Julius Pokorny (1887–1970) was the foremost Celtic scholar of his generation on the European mainland. Born in Prague, he studied at Vienna University, and learned Irish in Mayo and Kerry. A German nationalist, from 1908 he also became a propagandist for both the Gaelic League and the Irish nationalist cause. In 1920 he succeeded Kuno Meyer as professor of Celtic Philology in Berlin. Douglas Hyde, Eoin MacNeill, Myles Dillon and Liam S. Gogan were counted among his friends in Ireland; Osborn Bergin and T.F. O'Rahilly were among his contemporaries in Celtic scholarship. He translated Pearse, Ó Conaire and An Seabhac into German, and he is mentioned by name in poetry by Bergin and Flann O'Brien. He is also mentioned in Joyce's Ulysses, in which the belief that the ancient Celts had no concept of hell is attributed to him.

In 1935, Pokorny lost his Berlin professorship because the Nazis discovered that, though he was a Catholic, his grandparents had all been Jewish. He led an uncertain existence in Berlin until he fled to Switzerland in 1943. The Swiss admitted him because he possessed an Irish visa, issued in 1940 in Berlin on the instructions of de Valera at the instigation of Hyde. From then he taught Celtic at Zurich and Berne Universities and, after 1955, was Honorary Professor of Celtic at Munich University.

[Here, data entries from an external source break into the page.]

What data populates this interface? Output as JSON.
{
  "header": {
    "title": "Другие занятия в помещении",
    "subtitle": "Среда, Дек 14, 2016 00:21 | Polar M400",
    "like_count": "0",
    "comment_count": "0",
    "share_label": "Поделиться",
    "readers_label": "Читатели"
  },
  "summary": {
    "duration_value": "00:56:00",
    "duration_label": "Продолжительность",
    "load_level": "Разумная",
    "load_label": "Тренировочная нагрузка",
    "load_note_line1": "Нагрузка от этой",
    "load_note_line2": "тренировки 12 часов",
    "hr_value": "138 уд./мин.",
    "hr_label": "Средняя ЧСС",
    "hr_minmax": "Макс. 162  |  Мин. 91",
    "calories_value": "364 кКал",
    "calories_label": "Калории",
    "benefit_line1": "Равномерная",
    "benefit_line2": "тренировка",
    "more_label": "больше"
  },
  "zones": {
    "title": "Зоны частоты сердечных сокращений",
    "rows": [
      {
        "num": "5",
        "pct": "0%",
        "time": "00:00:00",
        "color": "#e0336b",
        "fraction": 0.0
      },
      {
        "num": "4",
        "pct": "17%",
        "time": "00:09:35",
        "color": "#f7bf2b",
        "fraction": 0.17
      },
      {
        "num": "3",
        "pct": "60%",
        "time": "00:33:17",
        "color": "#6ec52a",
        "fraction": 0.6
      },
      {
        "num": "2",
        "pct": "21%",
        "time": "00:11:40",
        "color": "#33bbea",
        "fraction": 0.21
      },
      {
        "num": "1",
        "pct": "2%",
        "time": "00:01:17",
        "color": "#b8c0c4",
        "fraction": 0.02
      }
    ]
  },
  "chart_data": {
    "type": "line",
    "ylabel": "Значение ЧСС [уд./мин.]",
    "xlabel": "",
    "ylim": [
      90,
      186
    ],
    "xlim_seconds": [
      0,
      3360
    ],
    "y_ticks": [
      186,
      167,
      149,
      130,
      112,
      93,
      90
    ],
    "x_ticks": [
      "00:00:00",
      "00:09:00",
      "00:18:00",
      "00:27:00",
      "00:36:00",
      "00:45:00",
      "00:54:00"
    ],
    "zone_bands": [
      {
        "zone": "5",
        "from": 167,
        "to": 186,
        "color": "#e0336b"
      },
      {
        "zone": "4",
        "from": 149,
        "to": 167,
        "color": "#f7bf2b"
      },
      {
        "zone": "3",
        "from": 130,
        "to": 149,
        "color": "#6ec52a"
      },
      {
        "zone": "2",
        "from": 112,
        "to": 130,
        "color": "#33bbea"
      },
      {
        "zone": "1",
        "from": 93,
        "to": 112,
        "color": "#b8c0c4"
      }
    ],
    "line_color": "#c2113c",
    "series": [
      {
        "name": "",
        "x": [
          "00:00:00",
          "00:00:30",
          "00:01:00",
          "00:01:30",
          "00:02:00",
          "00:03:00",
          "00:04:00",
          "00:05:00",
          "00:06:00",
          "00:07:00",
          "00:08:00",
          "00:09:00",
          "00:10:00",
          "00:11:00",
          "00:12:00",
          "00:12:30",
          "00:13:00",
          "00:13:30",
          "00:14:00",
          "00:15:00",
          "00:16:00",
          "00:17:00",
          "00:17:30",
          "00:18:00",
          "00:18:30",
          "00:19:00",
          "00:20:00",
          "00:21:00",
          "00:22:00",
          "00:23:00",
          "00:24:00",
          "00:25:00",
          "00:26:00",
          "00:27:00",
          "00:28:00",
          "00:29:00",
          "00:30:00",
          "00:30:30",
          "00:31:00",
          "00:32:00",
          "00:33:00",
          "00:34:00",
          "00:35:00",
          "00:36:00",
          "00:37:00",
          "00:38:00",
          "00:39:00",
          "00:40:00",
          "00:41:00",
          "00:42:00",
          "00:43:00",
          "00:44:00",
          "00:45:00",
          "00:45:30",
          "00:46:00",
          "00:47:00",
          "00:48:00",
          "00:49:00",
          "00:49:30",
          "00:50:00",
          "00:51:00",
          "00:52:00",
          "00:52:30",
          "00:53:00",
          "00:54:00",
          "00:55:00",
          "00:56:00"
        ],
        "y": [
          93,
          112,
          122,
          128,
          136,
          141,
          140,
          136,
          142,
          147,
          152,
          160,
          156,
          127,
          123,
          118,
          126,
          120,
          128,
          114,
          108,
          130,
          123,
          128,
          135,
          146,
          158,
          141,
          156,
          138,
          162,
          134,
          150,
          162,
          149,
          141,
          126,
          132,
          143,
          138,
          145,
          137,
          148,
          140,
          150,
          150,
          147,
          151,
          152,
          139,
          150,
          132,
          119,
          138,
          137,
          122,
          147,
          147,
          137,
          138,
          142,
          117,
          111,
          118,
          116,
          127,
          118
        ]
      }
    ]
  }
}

This book examines the main issues surrounding Pokorny's life, including assimilationist Jewry in fin-de-siecle Austria, German involvement in Celtic scholarship and Irish nationalism, mythology in Joyce's Ulysses, Nazi anti-Semitism vis-a-vis Jewish German nationalists, Irish and Swiss attitudes to refugees, and the value of Pokorny's scholarship. It is a tight but comprehensive study based largely on original documents and correspondence discovered by the author in Austria and Switzerland, as well as material from national archives in Vienna, Berlin, Berne and Dublin.

Pól Ó Dochartaigh studied in Cardiff, Kiel and Nottingham. A senior lecturer in German at Ulster University, he is the author of The portrayal of Jews in GDR prose fiction (1997) and the editor of Jews in German literature since 1945 (2000).